Angleterre-France : Romain Ntamack risque-t-il une sanction ?
Il est important de voir les choses positivement. Tandis que ses coéquipiers s’entraîneront intensivement à Marcoussis, Romain Ntamack, demi d’ouverture du Stade Toulousain, sera confortablement installé à Paris. Ce mercredi à 11 heures, il comparaîtra devant une commission de discipline indépendante pour déterminer la durée de sa suspension après le carton rouge reçu contre le pays de Galles au début du Tournoi des VI Nations.
Depuis cet incident au Stade de France à la 71e minute, où Ntamack a heurté la tête de Ben Thomas avec son épaule, il est certain qu’il manquera le match contre l’Angleterre, et probablement d’autres. Pour cet acte jugé déloyal selon la règle 9.13, il pourrait aussi être absent lors des rencontres avec l’Italie et l’Irlande.
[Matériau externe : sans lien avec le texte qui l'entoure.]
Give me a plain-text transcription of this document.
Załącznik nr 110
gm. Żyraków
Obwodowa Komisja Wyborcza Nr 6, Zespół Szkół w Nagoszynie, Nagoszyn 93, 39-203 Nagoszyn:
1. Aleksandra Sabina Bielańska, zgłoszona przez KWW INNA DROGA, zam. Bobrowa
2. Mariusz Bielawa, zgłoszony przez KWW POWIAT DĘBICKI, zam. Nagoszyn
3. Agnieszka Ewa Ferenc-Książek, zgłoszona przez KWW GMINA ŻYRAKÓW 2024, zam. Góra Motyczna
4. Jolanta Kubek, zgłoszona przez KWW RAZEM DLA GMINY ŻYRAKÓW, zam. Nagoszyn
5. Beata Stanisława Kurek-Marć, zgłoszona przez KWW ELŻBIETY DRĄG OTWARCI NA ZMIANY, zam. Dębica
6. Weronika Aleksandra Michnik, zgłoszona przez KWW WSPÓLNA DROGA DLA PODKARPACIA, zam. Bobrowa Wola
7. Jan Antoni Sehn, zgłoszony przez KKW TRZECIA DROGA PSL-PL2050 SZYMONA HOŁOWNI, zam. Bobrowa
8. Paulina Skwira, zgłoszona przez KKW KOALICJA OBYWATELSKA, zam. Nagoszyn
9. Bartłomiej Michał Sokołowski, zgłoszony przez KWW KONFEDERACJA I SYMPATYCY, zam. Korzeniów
Une sanction liée au passif français ?
La commission de discipline doit maintenant se prononcer. Selon les règlements, un acte de faible gravité peut entraîner deux semaines de suspension, mais cela peut aller jusqu’à six semaines pour une gravité moyenne. « La décision dépendra du rapport de l’arbitre, explique Pascal Papé, ancien joueur des Bleus. L’intensité, la vitesse et l’absence de blessure seront pris en compte. Pour moi, une à deux semaines suffisent. »
Papé se souvient de sa propre suspension de dix semaines pour un coup de genou, qu’il avait jugée sévère par rapport à d’autres cas similaires. Il estime que les Français ont souvent été pénalisés plus lourdement en raison de leur réputation historique de joueurs plus agressifs.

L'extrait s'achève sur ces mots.